Godshill is a village and civil parish on the Isle of Wight, England, with a population of 1,459 at the 2011 Census. It lies between Newport and Ventnor in the southeast of the island.

== Name ==
The name means 'the hill associated with a Christian or heathen god' from Old English god and hyll. It could also mean a pagan god, as the hill the church was built on was a site for pagan worship. However, even if it is associated with the Christian god, it could still be implying that it was used for pagan worship, and then transferred to Christian.

1142-1147: Godeshul

~1145: Godeshelle

1183: Godeshull

1255: Godeshille

1311: Goddeshulle

1449: Godyshille

==History==
Ford Farm near Godshill was the site of the first Isle of Wight Festival in 1968, which attracted 10,000 people to see acts such as Jefferson Airplane and Arthur Brown.

Godshill Park House dates from about 1760 and was built as a home farm to serve the Appuldurcombe Estate.
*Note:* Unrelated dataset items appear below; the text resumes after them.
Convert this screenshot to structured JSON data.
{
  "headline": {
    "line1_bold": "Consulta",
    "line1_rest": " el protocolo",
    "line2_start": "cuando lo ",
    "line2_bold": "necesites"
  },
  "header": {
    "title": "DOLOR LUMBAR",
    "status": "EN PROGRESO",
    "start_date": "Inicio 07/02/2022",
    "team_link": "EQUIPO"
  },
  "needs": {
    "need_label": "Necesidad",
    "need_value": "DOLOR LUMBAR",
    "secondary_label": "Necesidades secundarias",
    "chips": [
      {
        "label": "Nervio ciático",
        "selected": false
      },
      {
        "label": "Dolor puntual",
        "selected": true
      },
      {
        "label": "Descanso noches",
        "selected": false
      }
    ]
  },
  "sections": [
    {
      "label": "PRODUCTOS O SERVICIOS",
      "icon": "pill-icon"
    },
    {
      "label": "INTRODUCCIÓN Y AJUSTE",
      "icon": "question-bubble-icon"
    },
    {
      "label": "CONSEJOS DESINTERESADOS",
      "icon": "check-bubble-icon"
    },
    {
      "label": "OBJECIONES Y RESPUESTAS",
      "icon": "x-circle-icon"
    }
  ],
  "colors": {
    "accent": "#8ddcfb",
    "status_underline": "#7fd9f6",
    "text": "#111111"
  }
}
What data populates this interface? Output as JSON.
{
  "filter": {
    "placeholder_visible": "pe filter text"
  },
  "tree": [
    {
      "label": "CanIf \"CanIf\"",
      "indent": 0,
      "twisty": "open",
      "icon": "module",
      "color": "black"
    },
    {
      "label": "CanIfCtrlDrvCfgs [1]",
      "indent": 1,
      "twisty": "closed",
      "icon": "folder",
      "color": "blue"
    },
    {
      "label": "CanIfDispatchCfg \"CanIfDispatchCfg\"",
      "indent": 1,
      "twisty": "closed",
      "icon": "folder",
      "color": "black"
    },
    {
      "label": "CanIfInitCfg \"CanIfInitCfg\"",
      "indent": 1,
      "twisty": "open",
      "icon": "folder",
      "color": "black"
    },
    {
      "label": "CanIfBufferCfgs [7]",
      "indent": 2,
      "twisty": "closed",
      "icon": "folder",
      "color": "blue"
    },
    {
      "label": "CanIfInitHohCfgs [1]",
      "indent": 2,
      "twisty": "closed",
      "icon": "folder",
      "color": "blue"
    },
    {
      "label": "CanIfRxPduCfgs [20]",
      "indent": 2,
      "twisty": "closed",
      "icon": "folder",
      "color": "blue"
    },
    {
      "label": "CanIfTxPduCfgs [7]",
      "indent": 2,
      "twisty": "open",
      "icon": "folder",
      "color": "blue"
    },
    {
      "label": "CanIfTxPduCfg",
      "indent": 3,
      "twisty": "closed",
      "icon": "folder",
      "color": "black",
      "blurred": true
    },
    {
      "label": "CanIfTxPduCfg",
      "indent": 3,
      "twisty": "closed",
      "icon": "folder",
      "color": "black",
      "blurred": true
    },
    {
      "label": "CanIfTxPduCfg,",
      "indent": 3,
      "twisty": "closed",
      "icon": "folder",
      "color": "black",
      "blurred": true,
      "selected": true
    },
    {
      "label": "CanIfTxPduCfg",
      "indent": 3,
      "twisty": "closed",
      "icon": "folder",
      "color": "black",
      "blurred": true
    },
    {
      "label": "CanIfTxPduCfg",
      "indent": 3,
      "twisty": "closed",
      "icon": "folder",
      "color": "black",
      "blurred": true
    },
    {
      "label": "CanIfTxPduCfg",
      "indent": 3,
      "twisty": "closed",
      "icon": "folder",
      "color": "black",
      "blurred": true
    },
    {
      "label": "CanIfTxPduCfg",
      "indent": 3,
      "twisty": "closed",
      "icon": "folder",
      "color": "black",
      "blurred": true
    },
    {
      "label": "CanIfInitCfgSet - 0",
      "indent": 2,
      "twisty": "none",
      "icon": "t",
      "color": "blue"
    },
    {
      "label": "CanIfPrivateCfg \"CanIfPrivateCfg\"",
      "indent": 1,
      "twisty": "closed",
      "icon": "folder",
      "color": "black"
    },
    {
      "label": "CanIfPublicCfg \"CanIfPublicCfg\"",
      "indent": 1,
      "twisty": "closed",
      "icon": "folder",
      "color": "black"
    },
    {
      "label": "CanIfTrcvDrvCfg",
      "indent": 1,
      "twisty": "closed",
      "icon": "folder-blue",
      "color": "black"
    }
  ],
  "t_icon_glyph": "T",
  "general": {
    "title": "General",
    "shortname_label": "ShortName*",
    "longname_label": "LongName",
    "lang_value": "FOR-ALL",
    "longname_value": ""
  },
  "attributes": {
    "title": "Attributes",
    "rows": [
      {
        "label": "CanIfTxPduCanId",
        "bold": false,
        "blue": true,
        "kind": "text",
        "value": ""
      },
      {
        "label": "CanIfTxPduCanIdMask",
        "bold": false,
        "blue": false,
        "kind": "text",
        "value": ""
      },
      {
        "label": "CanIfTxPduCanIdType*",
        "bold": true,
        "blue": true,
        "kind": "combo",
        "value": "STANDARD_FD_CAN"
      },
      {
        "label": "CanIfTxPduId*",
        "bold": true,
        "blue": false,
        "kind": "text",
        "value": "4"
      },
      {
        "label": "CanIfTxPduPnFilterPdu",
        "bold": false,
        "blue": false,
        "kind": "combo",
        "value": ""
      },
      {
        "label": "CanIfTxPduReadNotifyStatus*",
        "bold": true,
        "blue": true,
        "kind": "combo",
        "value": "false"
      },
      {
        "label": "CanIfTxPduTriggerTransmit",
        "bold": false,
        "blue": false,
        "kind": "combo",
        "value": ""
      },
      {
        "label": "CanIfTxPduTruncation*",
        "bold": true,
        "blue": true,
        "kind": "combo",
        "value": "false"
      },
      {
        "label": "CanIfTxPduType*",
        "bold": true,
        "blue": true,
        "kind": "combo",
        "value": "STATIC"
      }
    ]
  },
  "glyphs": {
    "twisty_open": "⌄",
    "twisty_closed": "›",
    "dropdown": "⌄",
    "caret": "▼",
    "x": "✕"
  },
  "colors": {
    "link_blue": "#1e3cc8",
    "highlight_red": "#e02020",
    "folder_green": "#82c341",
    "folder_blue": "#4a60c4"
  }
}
In around 1860 the house was extended, adding the Regency front, and became a private residence. It was used in the Second World War as an army hospital.

==Today==
Godshill is a much-visited tourism destination on the Isle of Wight. The village has thatched cottages and All Saints Church on the hill. There are tea rooms, gift shops, a bakery and two pubs: "The Griffin", with a griffin-shaped maze and children's playground, and "The Taverners".

Public transport is provided by Southern Vectis buses, routes 2 and 3.

==Governance==
Godshill is part of the electoral ward of Central Rural, previously Godshill and Wroxall. The population of the previous ward at the 2011 Census was 3,212.

==Godshill Model Village==
Since 1952, Godshill has been the home of a model village portraying itself and Shanklin's old village at a scale of 1:10. It is so detailed and on such a large scale that it contains a scale model of the model village. Within that second model there is a third, even smaller model of the village. The site is also an RHS Partner Garden showcasing around 2,000 conifers and shrubs. Many are coarse bonsai-treated trees, to retain scale with the models.

==All Saints' Church==

The parish church is a medieval building noted for its medieval wall painting of a Lily crucifix, and a stained-glass window by William Morris.